L'élément sur lequel je reviens sans cesse n'est pas le score de douleur. Les chercheurs ont également équipé les participantes de capteurs EMG et enregistré leurs muscles du cou durant une journée de travail ordinaire, avant et après le programme. Ils comptabilisaient les pauses : les moments où un muscle cesse de se contracter et se repose. Un muscle qui s'adapte prend beaucoup de ces micro-pauses. Un muscle surchargé fonctionne de manière presque continue.
Au bout de dix semaines, ces pauses se produisaient 296 % plus souvent et chacune durait 71 % plus longtemps. L'entraînement était de deux minutes ; le changement s'est manifesté durant les huit autres heures, dans la façon dont le muscle se comportait lorsque personne ne l'entraînait. C'est une chose qu'une chaise ou un bras d'écran ne peut pas accomplir à votre place, car l'ergonomie modifie la charge à laquelle le muscle est confronté et l'entraînement modifie ce que le muscle en fait.
Un autre résultat de la même étude, facile à négliger et qui mérite d'être connu avant de commencer : dans les heures qui suivaient immédiatement une session, les pauses se dégradaient. Le muscle était plus tendu. Les réponses à court et à long terme vont dans des directions opposées, et si vous commencez à entraîner votre dos et vous sentez plus tendu le soir même, c'est précisément ce que l'essai a constaté chez ses participantes. Je me garderai d'affirmer que cela ne peut jamais signifier autre chose, car une moyenne de groupe sur dix semaines ne peut pas indiquer ce que fait votre cou en particulier un mardi. Si quelque chose fait mal de manière vive ou différente, c'est une question pour un kinésithérapeute, pas pour un article de blog.
Ce que je fais maintenant
Le bureau reste en position haute. Il remplit le rôle qui est le sien, et savoir quel rôle il joue signifie que j'ai cessé d'attendre qu'il en remplisse un autre.
L'entraînement est la partie que j'ai cessé de sauter. Du volume de tirage pour le haut du dos, deux fois par semaine, ce qui se résume pour moi à du rowing et des face pulls, et pas grand-chose d'autre. Si vous faites déjà de la musculation, vous n'avez peut-être pas tant besoin d'ajouter quoi que ce soit que d'arrêter de supprimer les exercices de tirage lorsque la séance s'éternise.

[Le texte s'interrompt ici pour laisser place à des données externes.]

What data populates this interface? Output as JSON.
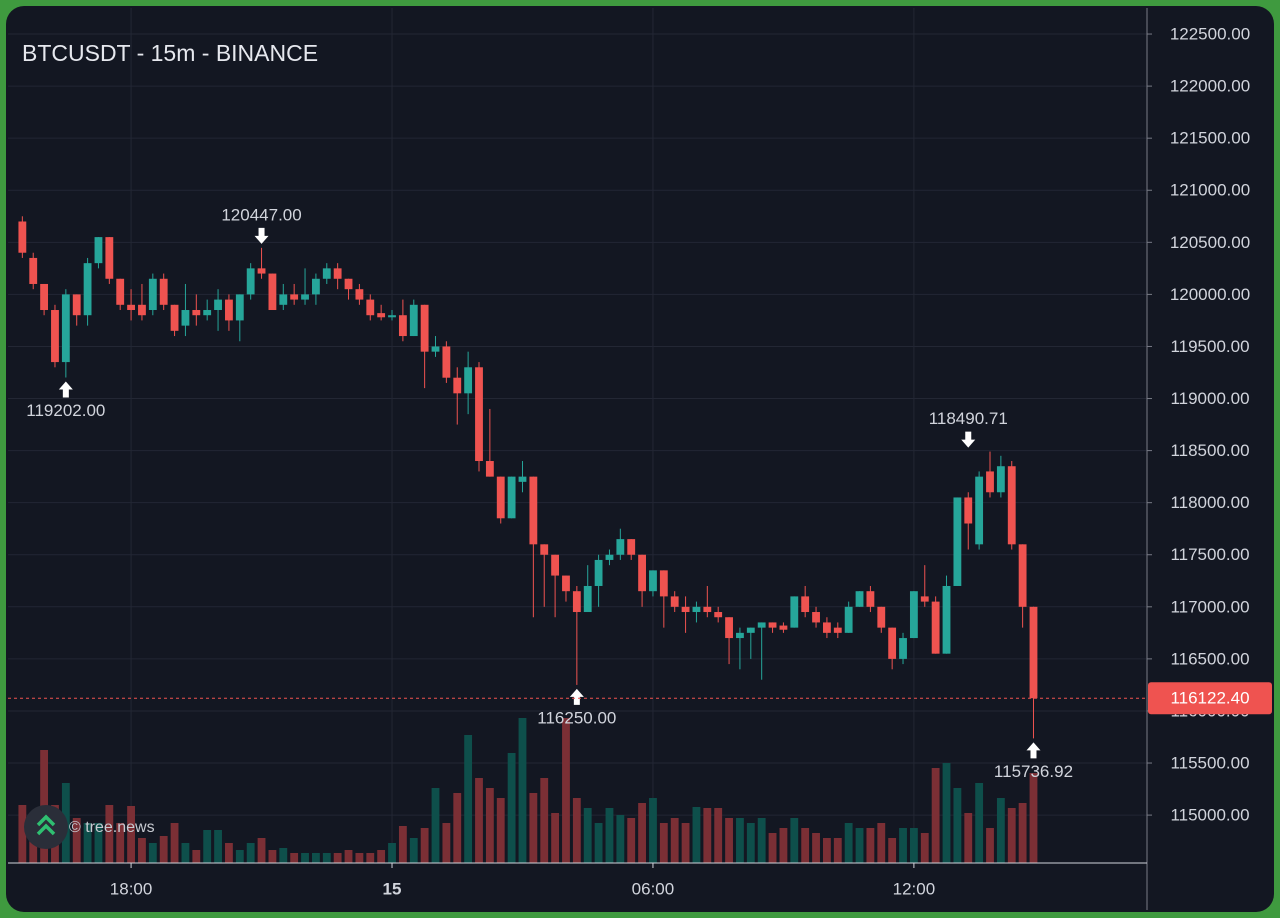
{
  "chart_data": {
    "type": "candlestick",
    "title": "BTCUSDT - 15m - BINANCE",
    "watermark": "© tree.news",
    "x": [
      15.5,
      15.75,
      16,
      16.25,
      16.5,
      16.75,
      17,
      17.25,
      17.5,
      17.75,
      18,
      18.25,
      18.5,
      18.75,
      19,
      19.25,
      19.5,
      19.75,
      20,
      20.25,
      20.5,
      20.75,
      21,
      21.25,
      21.5,
      21.75,
      22,
      22.25,
      22.5,
      22.75,
      23,
      23.25,
      23.5,
      23.75,
      24,
      24.25,
      24.5,
      24.75,
      25,
      25.25,
      25.5,
      25.75,
      26,
      26.25,
      26.5,
      26.75,
      27,
      27.25,
      27.5,
      27.75,
      28,
      28.25,
      28.5,
      28.75,
      29,
      29.25,
      29.5,
      29.75,
      30,
      30.25,
      30.5,
      30.75,
      31,
      31.25,
      31.5,
      31.75,
      32,
      32.25,
      32.5,
      32.75,
      33,
      33.25,
      33.5,
      33.75,
      34,
      34.25,
      34.5,
      34.75,
      35,
      35.25,
      35.5,
      35.75,
      36,
      36.25,
      36.5,
      36.75,
      37,
      37.25,
      37.5,
      37.75,
      38,
      38.25,
      38.5,
      38.75
    ],
    "open": [
      120700,
      120350,
      120100,
      119850,
      119350,
      120000,
      119800,
      120300,
      120550,
      120150,
      119900,
      119900,
      119850,
      120150,
      119900,
      119700,
      119850,
      119800,
      119850,
      119950,
      119750,
      120000,
      120250,
      120200,
      119900,
      120000,
      119950,
      120000,
      120150,
      120250,
      120150,
      120050,
      119950,
      119820,
      119780,
      119800,
      119600,
      119900,
      119450,
      119500,
      119200,
      119050,
      119300,
      118400,
      118250,
      117850,
      118200,
      118250,
      117600,
      117500,
      117300,
      117150,
      116950,
      117200,
      117450,
      117500,
      117650,
      117500,
      117150,
      117350,
      117100,
      117000,
      116950,
      117000,
      116950,
      116900,
      116700,
      116750,
      116800,
      116850,
      116820,
      116800,
      117100,
      116950,
      116850,
      116800,
      116750,
      117000,
      117150,
      117000,
      116800,
      116500,
      116700,
      117100,
      117050,
      116550,
      117200,
      118050,
      117600,
      118300,
      118100,
      118350,
      117600,
      117000
    ],
    "high": [
      120750,
      120400,
      120100,
      119900,
      120050,
      120000,
      120350,
      120550,
      120550,
      120150,
      120050,
      120100,
      120200,
      120200,
      119900,
      120100,
      120000,
      119950,
      120050,
      120000,
      120000,
      120300,
      120447,
      120200,
      120100,
      120100,
      120250,
      120200,
      120300,
      120300,
      120150,
      120100,
      120000,
      119900,
      119850,
      119950,
      119950,
      119900,
      119600,
      119550,
      119300,
      119450,
      119350,
      118900,
      118250,
      118250,
      118400,
      118250,
      117600,
      117500,
      117300,
      117200,
      117400,
      117500,
      117550,
      117750,
      117650,
      117500,
      117350,
      117350,
      117150,
      117100,
      117050,
      117200,
      117000,
      116900,
      116800,
      116800,
      116850,
      116850,
      116850,
      117100,
      117200,
      117000,
      116900,
      116850,
      117050,
      117150,
      117200,
      117000,
      116800,
      116750,
      117150,
      117400,
      117100,
      117300,
      118050,
      118100,
      118300,
      118490.71,
      118450,
      118400,
      117600,
      117000
    ],
    "low": [
      120350,
      120050,
      119800,
      119300,
      119202,
      119700,
      119700,
      120250,
      120100,
      119850,
      119750,
      119750,
      119800,
      119850,
      119600,
      119600,
      119700,
      119750,
      119650,
      119650,
      119550,
      119950,
      120150,
      119850,
      119850,
      119900,
      119900,
      119900,
      120100,
      120050,
      119950,
      119900,
      119750,
      119750,
      119750,
      119550,
      119600,
      119100,
      119400,
      119150,
      118750,
      118850,
      118300,
      118250,
      117800,
      117850,
      118100,
      116900,
      117000,
      116900,
      117050,
      116250,
      116950,
      117000,
      117400,
      117450,
      117450,
      117000,
      117100,
      116800,
      116950,
      116750,
      116850,
      116900,
      116850,
      116450,
      116400,
      116500,
      116300,
      116750,
      116750,
      116800,
      116900,
      116800,
      116700,
      116700,
      116750,
      117000,
      116950,
      116750,
      116400,
      116450,
      116700,
      117000,
      116550,
      116550,
      117200,
      117550,
      117550,
      118050,
      118050,
      117550,
      116800,
      115736.92
    ],
    "close": [
      120400,
      120100,
      119850,
      119350,
      120000,
      119800,
      120300,
      120550,
      120150,
      119900,
      119850,
      119800,
      120150,
      119900,
      119650,
      119850,
      119800,
      119850,
      119950,
      119750,
      120000,
      120250,
      120200,
      119850,
      120000,
      119950,
      120000,
      120150,
      120250,
      120150,
      120050,
      119950,
      119800,
      119780,
      119800,
      119600,
      119900,
      119450,
      119500,
      119200,
      119050,
      119300,
      118400,
      118250,
      117850,
      118250,
      118250,
      117600,
      117500,
      117300,
      117150,
      116950,
      117200,
      117450,
      117500,
      117650,
      117500,
      117150,
      117350,
      117100,
      117000,
      116950,
      117000,
      116950,
      116900,
      116700,
      116750,
      116800,
      116850,
      116800,
      116780,
      117100,
      116950,
      116850,
      116750,
      116750,
      117000,
      117150,
      117000,
      116800,
      116500,
      116700,
      117150,
      117050,
      116550,
      117200,
      118050,
      117800,
      118250,
      118100,
      118350,
      117600,
      117000,
      116122.4
    ],
    "volume": [
      58,
      40,
      113,
      58,
      80,
      45,
      40,
      40,
      58,
      40,
      57,
      25,
      20,
      27,
      40,
      20,
      13,
      33,
      33,
      20,
      13,
      20,
      25,
      13,
      15,
      10,
      10,
      10,
      10,
      10,
      13,
      10,
      10,
      13,
      20,
      37,
      25,
      35,
      75,
      40,
      70,
      128,
      85,
      75,
      65,
      110,
      145,
      70,
      85,
      50,
      145,
      65,
      55,
      40,
      55,
      48,
      45,
      60,
      65,
      40,
      45,
      40,
      56,
      55,
      55,
      45,
      45,
      40,
      45,
      30,
      35,
      45,
      35,
      30,
      25,
      25,
      40,
      35,
      35,
      40,
      25,
      35,
      35,
      30,
      95,
      100,
      75,
      50,
      80,
      35,
      65,
      55,
      60,
      90
    ],
    "volume_lim": [
      0,
      150
    ],
    "up_color": "#26a69a",
    "down_color": "#ef5350",
    "up_volume_color": "#0e4f4b",
    "down_volume_color": "#7b2f35",
    "grid": true,
    "xlim": [
      15.17,
      41.36
    ],
    "xticks": [
      {
        "value": 18,
        "label": "18:00"
      },
      {
        "value": 24,
        "label": "15",
        "bold": true
      },
      {
        "value": 30,
        "label": "06:00"
      },
      {
        "value": 36,
        "label": "12:00"
      }
    ],
    "ylim": [
      114540,
      122750
    ],
    "yticks": [
      {
        "value": 115000,
        "label": "115000.00"
      },
      {
        "value": 115500,
        "label": "115500.00"
      },
      {
        "value": 116000,
        "label": "116000.00"
      },
      {
        "value": 116500,
        "label": "116500.00"
      },
      {
        "value": 117000,
        "label": "117000.00"
      },
      {
        "value": 117500,
        "label": "117500.00"
      },
      {
        "value": 118000,
        "label": "118000.00"
      },
      {
        "value": 118500,
        "label": "118500.00"
      },
      {
        "value": 119000,
        "label": "119000.00"
      },
      {
        "value": 119500,
        "label": "119500.00"
      },
      {
        "value": 120000,
        "label": "120000.00"
      },
      {
        "value": 120500,
        "label": "120500.00"
      },
      {
        "value": 121000,
        "label": "121000.00"
      },
      {
        "value": 121500,
        "label": "121500.00"
      },
      {
        "value": 122000,
        "label": "122000.00"
      },
      {
        "value": 122500,
        "label": "122500.00"
      }
    ],
    "annotations": [
      {
        "x": 21,
        "value": 120447,
        "label": "120447.00",
        "position": "above"
      },
      {
        "x": 16.5,
        "value": 119202,
        "label": "119202.00",
        "position": "below"
      },
      {
        "x": 28.25,
        "value": 116250,
        "label": "116250.00",
        "position": "below"
      },
      {
        "x": 37.25,
        "value": 118490.71,
        "label": "118490.71",
        "position": "above"
      },
      {
        "x": 38.75,
        "value": 115736.92,
        "label": "115736.92",
        "position": "below"
      }
    ],
    "last_price": {
      "value": 116122.4,
      "label": "116122.40",
      "color": "#ef5350"
    }
  }
}
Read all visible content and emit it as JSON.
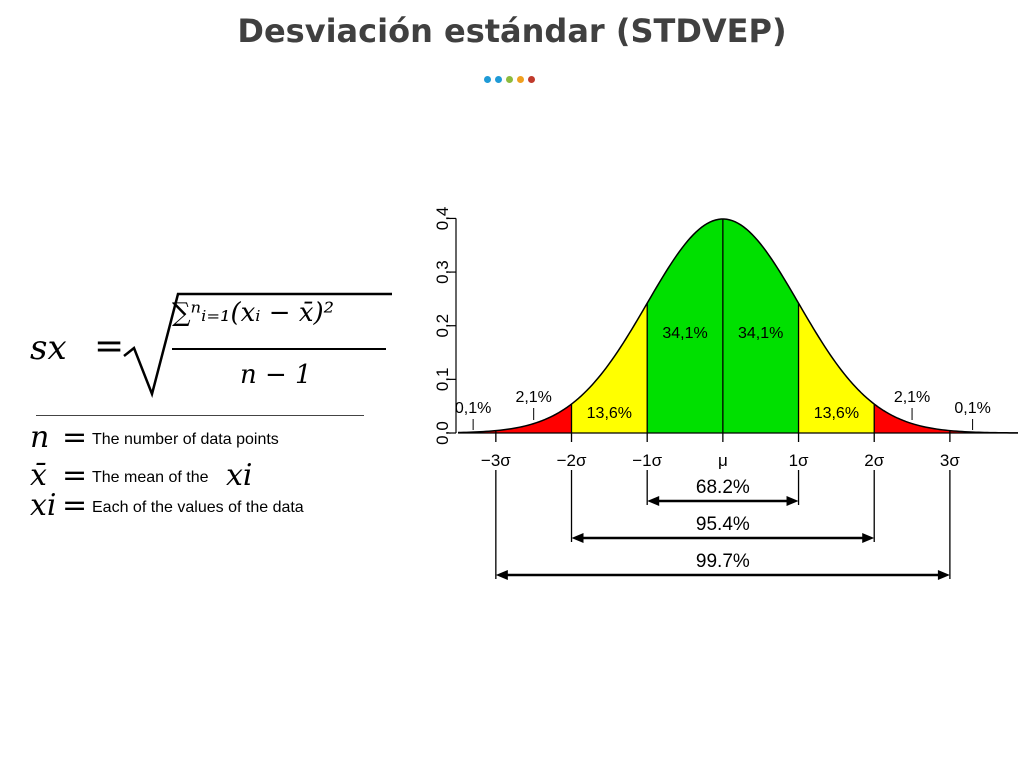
{
  "title": "Desviación estándar (STDVEP)",
  "dot_colors": [
    "#1f9ad6",
    "#1f9ad6",
    "#8dbb3d",
    "#f0a020",
    "#c0392b"
  ],
  "formula": {
    "lhs": "sx",
    "numerator": "∑ⁿᵢ₌₁(xᵢ − x̄)²",
    "denominator": "n − 1"
  },
  "legend": [
    {
      "symbol": "n",
      "text": "The number of data points"
    },
    {
      "symbol": "x̄",
      "text": "The mean of the",
      "suffix": "xi"
    },
    {
      "symbol": "xi",
      "text": "Each of the values of the data"
    }
  ],
  "chart_data": {
    "type": "area",
    "distribution": "normal",
    "x_tick_labels": [
      "−3σ",
      "−2σ",
      "−1σ",
      "μ",
      "1σ",
      "2σ",
      "3σ"
    ],
    "y_ticks": [
      "0,0",
      "0,1",
      "0,2",
      "0,3",
      "0,4"
    ],
    "ylim": [
      0,
      0.4
    ],
    "xlim": [
      -3.5,
      3.9
    ],
    "regions": [
      {
        "from": -3,
        "to": -2,
        "color": "#ff0000",
        "label": "2,1%"
      },
      {
        "from": -2,
        "to": -1,
        "color": "#ffff00",
        "label": "13,6%"
      },
      {
        "from": -1,
        "to": 0,
        "color": "#00e000",
        "label": "34,1%"
      },
      {
        "from": 0,
        "to": 1,
        "color": "#00e000",
        "label": "34,1%"
      },
      {
        "from": 1,
        "to": 2,
        "color": "#ffff00",
        "label": "13,6%"
      },
      {
        "from": 2,
        "to": 3,
        "color": "#ff0000",
        "label": "2,1%"
      }
    ],
    "tail_labels": [
      "0,1%",
      "0,1%"
    ],
    "intervals": [
      {
        "from": -1,
        "to": 1,
        "label": "68.2%"
      },
      {
        "from": -2,
        "to": 2,
        "label": "95.4%"
      },
      {
        "from": -3,
        "to": 3,
        "label": "99.7%"
      }
    ]
  }
}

Une chose m'a surpris lorsque j'ai examiné les exercices utilisés dans ces essais. Certains des programmes ayant réduit la douleur cervicale évitaient délibérément de solliciter le muscle douloureux situé sur le dessus de l'épaule, et travaillaient plutôt les muscles situés sous et entre les omoplates. C'est suffisamment contre-intuitif pour nécessiter son propre article, disponible ici.
Je ne vais pas prétendre qu'un petit essai danois explique ce qui est arrivé à mon cou. Ce que je peux dire, c'est que j'ai passé beaucoup de temps à traiter un problème de force comme un problème de mobilier, et que le mobilier n'allait jamais être la solution à lui seul.
Références
- Lee H, Lee Y. Effects of Postural Changes Using a Standing Desk on the Craniovertebral Angle, Muscle Fatigue, Work Performance, and Discomfort in Individuals with a Forward Head Posture. Healthcare (Basel). 2024;12(23):2436. doi:10.3390/healthcare12232436. Texte intégral gratuit.
- Frutiger M, Borotkanics R. Systematic Review and Meta-Analysis Suggest Strength Training and Workplace Modifications May Reduce Neck Pain in Office Workers. Pain Practice. 2021;21(1):100–131. doi:10.1111/papr.12940. Abonnement requis ; résumé sur PubMed.
- Lidegaard M, Jensen RB, Andersen CH, et al. Effect of brief daily resistance training on occupational neck/shoulder muscle activity in office workers with chronic pain: randomized controlled trial. BioMed Research International. 2013;2013:262386. doi:10.1155/2013/262386. Texte intégral gratuit.
- Andersen CH, Andersen LL, Zebis MK, Sjøgaard G. Effect of scapular function training on chronic pain in the neck/shoulder region: a randomized controlled trial. Journal of Occupational Rehabilitation. 2014;24(2):316–324. doi:10.1007/s10926-013-9441-1. Texte intégral gratuit.